9/17/2004

The fruit store near my house had, as of today, pumpkins! Big ones and little ones. It's pumpkin time.

At my writers' group meeting tonight, more than twenty minutes were spent recounting various Ali G episodes because someone brought up Ali G. At least five episodes were recounted, in proper accents. I sat there stone faced. It's not that I don't have a sense of humor. It's just - didn't Stuttering John do all this stuff ten years ago? He was asking serious people stupid questions long ago. He asked that Reagan impersonator, Jim Morris, what it was like to be with the Doors. Is it funnier with a lame accent?

Ali G, Tom Green....ZIERING.

I brought some of the beginning of my new novel to the group - part of the 15 pages that I've revised like 60 times in three years. Yes, I am STILL revising those 15 pages. The group didn't hate it or find it glaringly unreal. So that was good news. I think I'm done revising it for now. (Emphasis on "for now.")

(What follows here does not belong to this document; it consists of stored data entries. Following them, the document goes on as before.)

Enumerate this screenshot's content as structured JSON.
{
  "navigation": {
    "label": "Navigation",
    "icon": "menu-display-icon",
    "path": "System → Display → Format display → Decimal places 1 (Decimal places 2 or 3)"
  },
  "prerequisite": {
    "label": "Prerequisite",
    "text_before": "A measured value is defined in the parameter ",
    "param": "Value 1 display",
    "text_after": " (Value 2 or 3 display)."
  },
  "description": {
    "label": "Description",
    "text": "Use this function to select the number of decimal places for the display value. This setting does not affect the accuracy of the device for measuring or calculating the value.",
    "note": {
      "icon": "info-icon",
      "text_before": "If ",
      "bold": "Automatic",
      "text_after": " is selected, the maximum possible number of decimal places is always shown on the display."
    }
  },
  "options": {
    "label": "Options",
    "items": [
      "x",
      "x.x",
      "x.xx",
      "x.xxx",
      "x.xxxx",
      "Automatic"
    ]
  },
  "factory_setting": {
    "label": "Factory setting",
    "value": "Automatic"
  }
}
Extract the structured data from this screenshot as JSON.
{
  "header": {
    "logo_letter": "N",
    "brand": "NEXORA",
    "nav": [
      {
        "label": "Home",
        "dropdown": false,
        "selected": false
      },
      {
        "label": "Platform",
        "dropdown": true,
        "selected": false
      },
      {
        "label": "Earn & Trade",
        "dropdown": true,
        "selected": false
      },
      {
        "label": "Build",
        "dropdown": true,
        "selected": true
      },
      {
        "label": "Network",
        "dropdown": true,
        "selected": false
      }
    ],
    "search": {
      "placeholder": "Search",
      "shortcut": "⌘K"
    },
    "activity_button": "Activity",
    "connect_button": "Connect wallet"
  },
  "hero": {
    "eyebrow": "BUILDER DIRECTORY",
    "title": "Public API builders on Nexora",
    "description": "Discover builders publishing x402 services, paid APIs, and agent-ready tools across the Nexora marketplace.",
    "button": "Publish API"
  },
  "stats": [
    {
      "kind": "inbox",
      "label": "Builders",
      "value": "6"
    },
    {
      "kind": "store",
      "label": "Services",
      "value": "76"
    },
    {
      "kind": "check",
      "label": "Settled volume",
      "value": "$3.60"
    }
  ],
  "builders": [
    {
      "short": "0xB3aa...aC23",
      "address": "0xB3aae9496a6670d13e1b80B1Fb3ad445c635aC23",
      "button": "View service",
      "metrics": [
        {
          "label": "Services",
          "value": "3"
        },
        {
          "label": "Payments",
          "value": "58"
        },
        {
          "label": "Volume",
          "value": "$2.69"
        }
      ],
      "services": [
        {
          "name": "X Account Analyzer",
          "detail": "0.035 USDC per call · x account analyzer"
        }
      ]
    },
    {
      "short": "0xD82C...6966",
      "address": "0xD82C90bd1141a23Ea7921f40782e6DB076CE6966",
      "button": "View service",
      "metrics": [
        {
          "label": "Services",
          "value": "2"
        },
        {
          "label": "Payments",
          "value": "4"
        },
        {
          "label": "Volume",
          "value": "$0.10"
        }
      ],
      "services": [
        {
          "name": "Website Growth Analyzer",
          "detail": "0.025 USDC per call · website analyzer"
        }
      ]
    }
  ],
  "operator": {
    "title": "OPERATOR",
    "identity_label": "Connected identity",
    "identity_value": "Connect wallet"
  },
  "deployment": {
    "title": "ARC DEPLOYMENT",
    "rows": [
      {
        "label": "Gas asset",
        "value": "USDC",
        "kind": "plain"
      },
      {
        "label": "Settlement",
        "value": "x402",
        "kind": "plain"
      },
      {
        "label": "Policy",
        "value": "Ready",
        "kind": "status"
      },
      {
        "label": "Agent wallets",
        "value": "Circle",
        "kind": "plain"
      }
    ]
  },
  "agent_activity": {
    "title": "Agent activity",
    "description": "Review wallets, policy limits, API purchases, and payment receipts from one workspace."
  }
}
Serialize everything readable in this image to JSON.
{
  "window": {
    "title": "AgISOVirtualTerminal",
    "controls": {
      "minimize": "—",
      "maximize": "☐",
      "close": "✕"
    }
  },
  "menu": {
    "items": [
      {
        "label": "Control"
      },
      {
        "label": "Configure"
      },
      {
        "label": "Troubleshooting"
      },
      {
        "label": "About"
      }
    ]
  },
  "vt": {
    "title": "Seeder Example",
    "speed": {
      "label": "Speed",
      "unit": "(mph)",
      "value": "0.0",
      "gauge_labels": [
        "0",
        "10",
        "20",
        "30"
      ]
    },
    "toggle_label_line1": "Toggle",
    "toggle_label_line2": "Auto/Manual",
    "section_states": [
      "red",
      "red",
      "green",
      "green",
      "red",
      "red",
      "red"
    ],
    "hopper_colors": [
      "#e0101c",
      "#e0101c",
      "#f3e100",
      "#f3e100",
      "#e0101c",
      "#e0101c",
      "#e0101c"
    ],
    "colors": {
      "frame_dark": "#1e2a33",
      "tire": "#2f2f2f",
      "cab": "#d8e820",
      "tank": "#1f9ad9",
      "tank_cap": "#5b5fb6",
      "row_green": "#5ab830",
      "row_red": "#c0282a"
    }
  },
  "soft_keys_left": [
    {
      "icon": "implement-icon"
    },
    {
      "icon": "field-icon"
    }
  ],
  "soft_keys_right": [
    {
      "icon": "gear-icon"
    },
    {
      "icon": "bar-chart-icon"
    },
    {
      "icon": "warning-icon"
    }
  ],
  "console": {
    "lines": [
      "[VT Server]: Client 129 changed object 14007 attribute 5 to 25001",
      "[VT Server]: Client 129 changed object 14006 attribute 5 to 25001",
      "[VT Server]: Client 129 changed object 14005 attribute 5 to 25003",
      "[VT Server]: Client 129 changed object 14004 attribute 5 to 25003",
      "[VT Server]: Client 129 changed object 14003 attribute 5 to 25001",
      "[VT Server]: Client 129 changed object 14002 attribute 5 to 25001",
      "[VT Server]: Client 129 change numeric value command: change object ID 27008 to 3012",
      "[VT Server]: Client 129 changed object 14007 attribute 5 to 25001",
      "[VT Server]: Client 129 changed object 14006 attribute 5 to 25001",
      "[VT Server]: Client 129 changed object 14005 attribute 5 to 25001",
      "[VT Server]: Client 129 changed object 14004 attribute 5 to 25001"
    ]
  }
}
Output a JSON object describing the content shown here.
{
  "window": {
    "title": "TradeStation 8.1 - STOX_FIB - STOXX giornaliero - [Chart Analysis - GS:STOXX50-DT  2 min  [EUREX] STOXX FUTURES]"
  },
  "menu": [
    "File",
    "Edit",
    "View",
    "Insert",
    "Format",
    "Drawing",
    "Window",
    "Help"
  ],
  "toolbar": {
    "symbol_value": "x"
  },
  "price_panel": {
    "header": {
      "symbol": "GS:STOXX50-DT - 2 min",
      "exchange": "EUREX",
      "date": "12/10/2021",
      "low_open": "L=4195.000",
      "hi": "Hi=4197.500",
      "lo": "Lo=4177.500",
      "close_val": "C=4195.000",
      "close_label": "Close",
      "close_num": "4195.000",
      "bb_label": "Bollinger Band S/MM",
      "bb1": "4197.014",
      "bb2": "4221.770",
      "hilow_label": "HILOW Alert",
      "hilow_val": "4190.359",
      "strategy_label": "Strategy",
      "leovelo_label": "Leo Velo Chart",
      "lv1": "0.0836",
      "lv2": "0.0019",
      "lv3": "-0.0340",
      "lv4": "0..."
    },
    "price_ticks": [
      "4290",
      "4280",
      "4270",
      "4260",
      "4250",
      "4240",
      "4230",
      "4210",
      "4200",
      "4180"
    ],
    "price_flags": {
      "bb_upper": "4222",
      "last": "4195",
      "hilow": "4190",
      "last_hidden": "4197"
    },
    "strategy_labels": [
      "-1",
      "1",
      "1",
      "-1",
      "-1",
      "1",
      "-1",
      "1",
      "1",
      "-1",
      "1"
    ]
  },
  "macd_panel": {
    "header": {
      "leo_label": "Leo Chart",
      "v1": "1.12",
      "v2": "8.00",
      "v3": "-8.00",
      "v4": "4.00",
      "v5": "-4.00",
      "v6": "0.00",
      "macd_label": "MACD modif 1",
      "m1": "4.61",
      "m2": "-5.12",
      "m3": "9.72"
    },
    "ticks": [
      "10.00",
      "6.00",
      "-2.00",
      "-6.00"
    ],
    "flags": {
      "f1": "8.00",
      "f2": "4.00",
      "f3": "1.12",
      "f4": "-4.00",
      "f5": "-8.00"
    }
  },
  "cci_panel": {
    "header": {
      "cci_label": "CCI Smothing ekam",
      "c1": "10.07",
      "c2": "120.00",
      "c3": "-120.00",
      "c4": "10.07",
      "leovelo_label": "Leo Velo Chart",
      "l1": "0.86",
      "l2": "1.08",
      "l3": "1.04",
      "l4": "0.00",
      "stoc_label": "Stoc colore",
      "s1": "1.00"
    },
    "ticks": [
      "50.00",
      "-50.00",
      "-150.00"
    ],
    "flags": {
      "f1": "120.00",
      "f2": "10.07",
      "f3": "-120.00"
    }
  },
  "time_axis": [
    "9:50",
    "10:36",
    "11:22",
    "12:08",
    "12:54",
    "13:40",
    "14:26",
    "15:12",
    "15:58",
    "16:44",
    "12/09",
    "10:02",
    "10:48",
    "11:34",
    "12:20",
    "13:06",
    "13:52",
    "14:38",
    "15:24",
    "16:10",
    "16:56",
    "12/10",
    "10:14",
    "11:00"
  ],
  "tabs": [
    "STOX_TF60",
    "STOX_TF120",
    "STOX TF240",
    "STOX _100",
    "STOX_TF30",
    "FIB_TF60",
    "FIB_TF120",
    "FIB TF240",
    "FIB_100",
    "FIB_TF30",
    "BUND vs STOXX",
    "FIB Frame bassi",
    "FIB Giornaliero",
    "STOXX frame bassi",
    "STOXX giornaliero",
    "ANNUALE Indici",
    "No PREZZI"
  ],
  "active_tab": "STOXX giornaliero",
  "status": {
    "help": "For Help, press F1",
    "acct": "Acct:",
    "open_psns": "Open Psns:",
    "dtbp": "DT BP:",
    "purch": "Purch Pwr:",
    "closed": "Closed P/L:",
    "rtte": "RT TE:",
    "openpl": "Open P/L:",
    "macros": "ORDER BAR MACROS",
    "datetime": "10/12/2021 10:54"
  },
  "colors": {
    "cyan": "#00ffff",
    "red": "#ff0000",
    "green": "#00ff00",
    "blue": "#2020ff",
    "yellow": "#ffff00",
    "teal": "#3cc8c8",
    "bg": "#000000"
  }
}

Another topic of discussion at the group was whether to give money to homeless people. Two people said that they don't want to give to alcoholics. My feeling is, why is it ok for wealthy people to get themselves sauced, whereas homeless people, whose life sucks and actually have a good reason to get plastered, aren't allowed to? If they really are alcoholics (and how do you know?) they're going to drink anyway, so give them a buck and maybe they can eat, too. If you think I'm being funny, I'm not. Who are we to judge the lives of someone who lives on the street? I know you can't give to everyone. But don't kid yourself into thinking you're doing them a favor by withholding the money. They ask for it because they need it. Even if it doesn't turn their situation around. Even if you don't approve of what they're using it for. Maybe it will make them feel better for an hour. We all use money to do that for ourselves, don't we?

Finally, a guy at the writing group said that recently, he had a dream that his book got published. "And when you woke up," I said, "Did you say, 'Oh damn'?"